IGF-1 targets should remain within age- and sex-adjusted reference ranges. An IGF-1 above the 97.5th percentile for age should prompt dose reduction or discontinuation regardless of patient-reported outcomes.

Dosing Protocols Referenced in the Literature

The Teichman 2006 trial used weight-based dosing (30-120 mcg/kg SC) for research purposes [1]. Compounding protocols in clinical practice have standardized on fixed doses for practical reasons.

CJC-1295 With DAC

The most commonly compounded dose is 1-2 mg SC once weekly or every two weeks. This approximates the 60-90 mcg/kg range used in Teichman 2006 for a 70-80 kg adult. Some protocols extend to biweekly dosing given the prolonged IGF-1 elevation observed at 8+ days in the trial. Cycling (e.g., 12 weeks on, 4 weeks off) is commonly recommended in prescribing guidelines, though no trial data support a specific cycle length.

CJC-1295 Without DAC (Modified GRF 1-29)

Without the albumin-binding modification, the half-life drops to roughly 30 minutes. This formulation is typically dosed at 100-200 mcg SC daily, often combined with a ghrelin mimetic such as ipamorelin (100-200 mcg SC) to produce a synergistic GH pulse [9]. No RCT has studied the combination in humans.

Monitoring Parameters

• Baseline: IGF-1 (age/sex-adjusted), fasting glucose, HbA1c, CBC, CMP
• 8-12 weeks: IGF-1 repeat, fasting glucose
• Ongoing: IGF-1 every 6 months; annual fasting glucose if baseline was normal
• Discontinue if IGF-1 exceeds 97.5th percentile for age or fasting glucose rises >100 mg/dL from a normal baseline

Ongoing Research and Evidence Gaps

As of January 2025, no new human RCTs of CJC-1295 have been registered on ClinicalTrials.gov since the Teichman 2006 publication [10]. This near-20-year absence of follow-up trials is unusual for a compound with this degree of clinical prescribing activity. The research gap is likely explained by the compound's status as an unpatentable, off-patent peptide: no commercial sponsor has a financial incentive to fund Phase 3 trials.

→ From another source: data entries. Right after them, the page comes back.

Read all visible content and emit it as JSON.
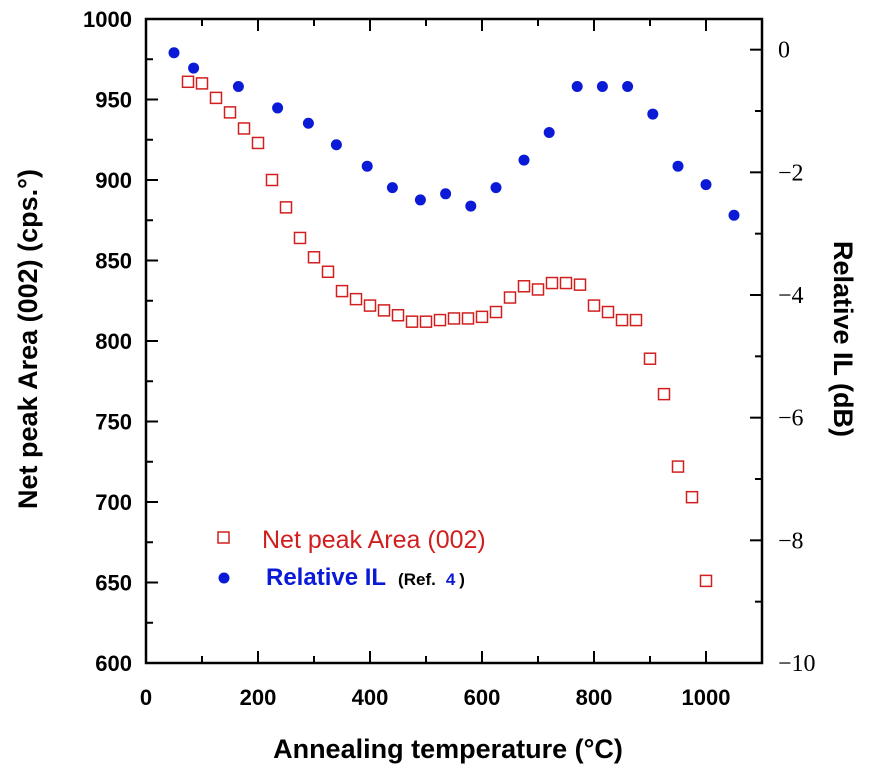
{
  "chart_data": {
    "type": "scatter",
    "xlabel": "Annealing temperature (°C)",
    "ylabel_left": "Net peak Area (002) (cps.°)",
    "ylabel_right": "Relative IL (dB)",
    "xlim": [
      0,
      1100
    ],
    "ylim_left": [
      600,
      1000
    ],
    "ylim_right": [
      -10,
      0.5
    ],
    "x_ticks": [
      "0",
      "200",
      "400",
      "600",
      "800",
      "1000"
    ],
    "y_left_ticks": [
      "600",
      "650",
      "700",
      "750",
      "800",
      "850",
      "900",
      "950",
      "1000"
    ],
    "y_right_ticks": [
      "−10",
      "−8",
      "−6",
      "−4",
      "−2",
      "0"
    ],
    "series": [
      {
        "name": "Net peak Area (002)",
        "axis": "left",
        "marker": "open-square",
        "color": "#d11f1f",
        "x": [
          75,
          100,
          125,
          150,
          175,
          200,
          225,
          250,
          275,
          300,
          325,
          350,
          375,
          400,
          425,
          450,
          475,
          500,
          525,
          550,
          575,
          600,
          625,
          650,
          675,
          700,
          725,
          750,
          775,
          800,
          825,
          850,
          875,
          900,
          925,
          950,
          975,
          1000
        ],
        "values": [
          961,
          960,
          951,
          942,
          932,
          923,
          900,
          883,
          864,
          852,
          843,
          831,
          826,
          822,
          819,
          816,
          812,
          812,
          813,
          814,
          814,
          815,
          818,
          827,
          834,
          832,
          836,
          836,
          835,
          822,
          818,
          813,
          813,
          789,
          767,
          722,
          703,
          651
        ]
      },
      {
        "name": "Relative IL",
        "axis": "right",
        "marker": "filled-circle",
        "color": "#0a1ad6",
        "x": [
          50,
          85,
          165,
          235,
          290,
          340,
          395,
          440,
          490,
          535,
          580,
          625,
          675,
          720,
          770,
          815,
          860,
          905,
          950,
          1000,
          1050
        ],
        "values": [
          -0.05,
          -0.3,
          -0.6,
          -0.95,
          -1.2,
          -1.55,
          -1.9,
          -2.25,
          -2.45,
          -2.35,
          -2.55,
          -2.25,
          -1.8,
          -1.35,
          -0.6,
          -0.6,
          -0.6,
          -1.05,
          -1.9,
          -2.2,
          -2.7
        ]
      }
    ],
    "legend": {
      "placement": "bottom-left",
      "net_label": "Net peak Area (002)",
      "il_label": "Relative IL",
      "ref_prefix": "(Ref.",
      "ref_number": "4",
      "ref_suffix": ")"
    },
    "grid": false
  },
  "colors": {
    "net_series": "#d11f1f",
    "il_series": "#0a1ad6",
    "axis": "#000000"
  }
}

Animal studies have examined CJC-1295 effects on muscle hypertrophy in rodent models, with one 2010 study showing increased tibialis anterior mass after 4 weeks of dosing, but rodent GH physiology differs substantially from human pulsatile GH secretion patterns [11].

The endocrinology research community would benefit substantially from an investigator-initiated trial examining CJC-1295 versus placebo in adults aged 40-65 with confirmed low-normal IGF-1 (<100 ng/mL), using DEXA body composition, insulin sensitivity (HOMA-IR), and quality-of-life measures as co-primary endpoints. Such a trial would take the evidence base from Very Low to at least Moderate under GRADE, assuming adequate sample size and independent funding.